Created 10-02-2015 08:35 PM
We are trying to reduce the number of empty regions in a table (informs_search). This table has around 5900 regions (includes thousands of empty regions) and 8TB worth data.
With an export – import approach on a sample data (16,819,569 rows).
Backup informs serach
disable 'informs_search'
snapshot 'informs_search', 'informs_search_snpsht'
clone_snapshot 'informs_search_snpsht', 'informs_search_backup'
delete_snapshot 'informs_search_snpsht'
enable ‘informs_search’
Export informs_search
/usr/hdp/current/hbase-client/bin/hbase org.apache.hadoop.hbase.mapreduce.Export 'informs_search' /db/support/hexport/inform_search_bk 1 1 1443738964000
Truncate informs search
truncate ‘informs_search’
Import informs_search
hbase org.apache.hadoop.hbase.mapreduce.Import 'informs_search' /db/support/hexport/inform_search_bk
Observations:-
----------------------------------------------------------------------------------------------------------------------------------
* In Production, after running the same, would that reduce to 2 regions as well?
* IS there anyway to predict/configure the resultant number of regions and regions servers?

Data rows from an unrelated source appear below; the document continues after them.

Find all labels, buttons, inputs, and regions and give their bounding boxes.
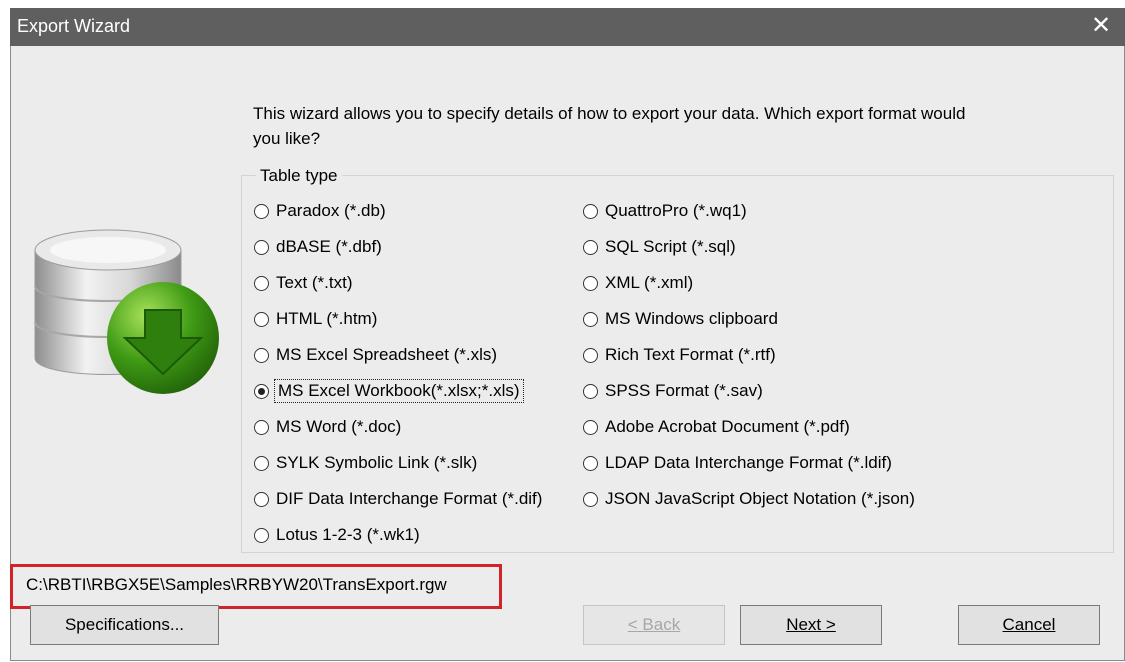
radio-label: Text (*.txt): [276, 273, 353, 292]
next-button[interactable]: Next >: [740, 605, 882, 645]
title-bar: Export Wizard ✕: [10, 8, 1125, 46]
radio-html[interactable]: HTML (*.htm): [254, 307, 377, 331]
radio-circle[interactable]: [254, 347, 269, 363]
radio-label: MS Word (*.doc): [276, 417, 402, 436]
radio-circle[interactable]: [583, 419, 598, 435]
radio-circle[interactable]: [583, 203, 598, 219]
radio-label: SPSS Format (*.sav): [605, 381, 763, 400]
radio-label: XML (*.xml): [605, 273, 694, 292]
radio-label: SYLK Symbolic Link (*.slk): [276, 453, 478, 472]
radio-label: Paradox (*.db): [276, 201, 386, 220]
radio-label: QuattroPro (*.wq1): [605, 201, 747, 220]
close-icon[interactable]: ✕: [1089, 12, 1113, 40]
radio-circle[interactable]: [254, 311, 269, 327]
radio-circle[interactable]: [583, 275, 598, 291]
radio-sylk[interactable]: SYLK Symbolic Link (*.slk): [254, 451, 477, 475]
radio-dif[interactable]: DIF Data Interchange Format (*.dif): [254, 487, 542, 511]
radio-circle[interactable]: [254, 419, 269, 435]
radio-label: MS Excel Workbook(*.xlsx;*.xls): [274, 379, 524, 403]
radio-circle[interactable]: [254, 455, 269, 471]
radio-label: HTML (*.htm): [276, 309, 378, 328]
intro-text: This wizard allows you to specify detail…: [253, 104, 966, 148]
radio-circle[interactable]: [583, 311, 598, 327]
radio-circle[interactable]: [583, 455, 598, 471]
radio-label: LDAP Data Interchange Format (*.ldif): [605, 453, 892, 472]
radio-label: MS Windows clipboard: [605, 309, 778, 328]
radio-text[interactable]: Text (*.txt): [254, 271, 353, 295]
radio-rich-text-format[interactable]: Rich Text Format (*.rtf): [583, 343, 776, 367]
radio-dbase[interactable]: dBASE (*.dbf): [254, 235, 382, 259]
radio-circle[interactable]: [254, 203, 269, 219]
radio-ms-excel-spreadsheet[interactable]: MS Excel Spreadsheet (*.xls): [254, 343, 497, 367]
radio-ms-windows-clipboard[interactable]: MS Windows clipboard: [583, 307, 778, 331]
radio-spss-format[interactable]: SPSS Format (*.sav): [583, 379, 763, 403]
radio-label: MS Excel Spreadsheet (*.xls): [276, 345, 498, 364]
radio-label: dBASE (*.dbf): [276, 237, 382, 256]
radio-circle[interactable]: [583, 383, 598, 399]
table-type-label: Table type: [256, 166, 342, 186]
cancel-button[interactable]: Cancel: [958, 605, 1100, 645]
cancel-button-label: Cancel: [1002, 615, 1056, 634]
database-export-icon: [34, 229, 219, 394]
radio-circle[interactable]: [254, 275, 269, 291]
radio-circle[interactable]: [583, 239, 598, 255]
radio-ms-excel-workbook[interactable]: MS Excel Workbook(*.xlsx;*.xls): [254, 379, 524, 403]
radio-circle[interactable]: [254, 491, 269, 507]
radio-label: Lotus 1-2-3 (*.wk1): [276, 525, 420, 544]
back-button-label: < Back: [627, 615, 681, 634]
back-button[interactable]: < Back: [583, 605, 725, 645]
radio-quattropro[interactable]: QuattroPro (*.wq1): [583, 199, 747, 223]
radio-label: DIF Data Interchange Format (*.dif): [276, 489, 543, 508]
next-button-label: Next >: [786, 615, 836, 634]
radio-adobe-acrobat[interactable]: Adobe Acrobat Document (*.pdf): [583, 415, 850, 439]
radio-circle[interactable]: [583, 347, 598, 363]
radio-circle[interactable]: [254, 527, 269, 543]
radio-circle[interactable]: [254, 383, 269, 399]
radio-circle[interactable]: [583, 491, 598, 507]
radio-label: Adobe Acrobat Document (*.pdf): [605, 417, 850, 436]
radio-label: SQL Script (*.sql): [605, 237, 736, 256]
file-path-highlight: [10, 564, 502, 609]
radio-ms-word[interactable]: MS Word (*.doc): [254, 415, 401, 439]
radio-circle[interactable]: [254, 239, 269, 255]
radio-xml[interactable]: XML (*.xml): [583, 271, 693, 295]
radio-lotus[interactable]: Lotus 1-2-3 (*.wk1): [254, 523, 420, 547]
radio-paradox[interactable]: Paradox (*.db): [254, 199, 386, 223]
window-title: Export Wizard: [17, 16, 131, 36]
radio-ldap[interactable]: LDAP Data Interchange Format (*.ldif): [583, 451, 892, 475]
specifications-button[interactable]: Specifications...: [30, 605, 219, 645]
radio-label: Rich Text Format (*.rtf): [605, 345, 776, 364]
radio-label: JSON JavaScript Object Notation (*.json): [605, 489, 915, 508]
radio-sql-script[interactable]: SQL Script (*.sql): [583, 235, 736, 259]
radio-json[interactable]: JSON JavaScript Object Notation (*.json): [583, 487, 915, 511]
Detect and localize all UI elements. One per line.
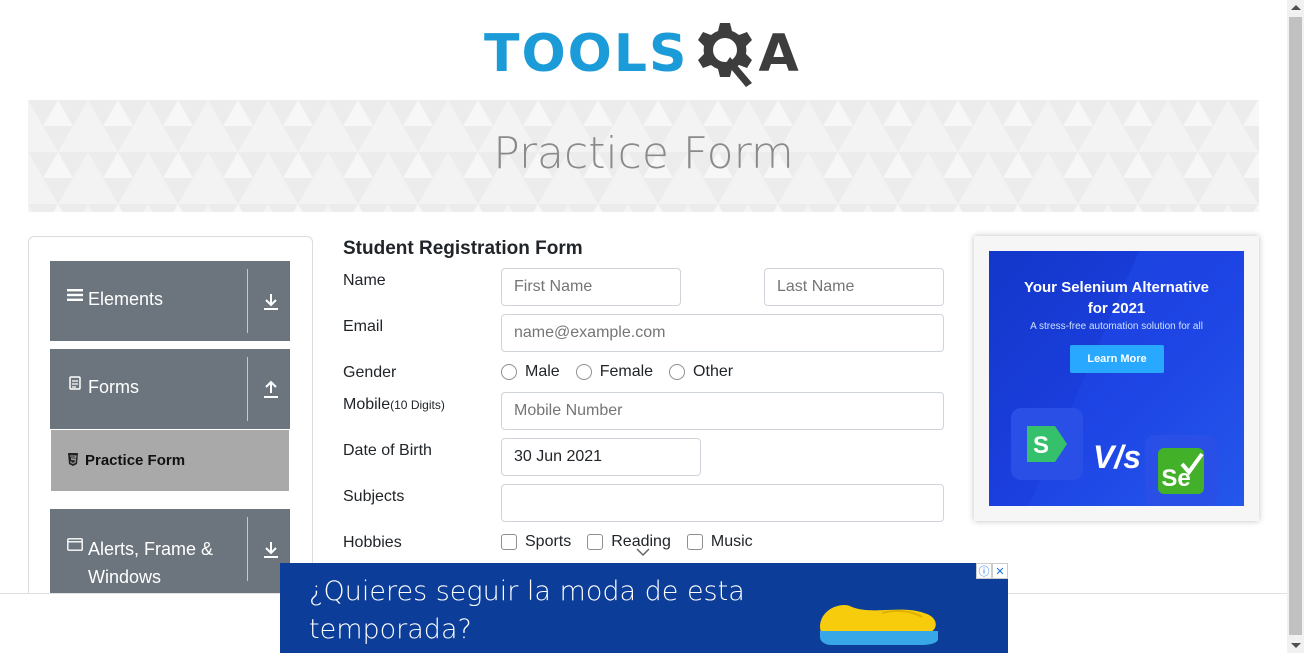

* Also, how many major compactions will it take so that data will be distributed across the region servers (and regions)?
Created 10-02-2015 10:26 PM
The final #regions depends on the data at hand... If you want to constrain the number of regions, you should create a table with that many (pre-split) regions, and then import into that.
Created 10-02-2015 10:26 PM
The final #regions depends on the data at hand... If you want to constrain the number of regions, you should create a table with that many (pre-split) regions, and then import into that.
Created 10-04-2015 11:34 AM
Please avoid putting customer names here as this is public facing forum. editing your question for the same.
Created 10-04-2015 11:35 AM
Removed customer name.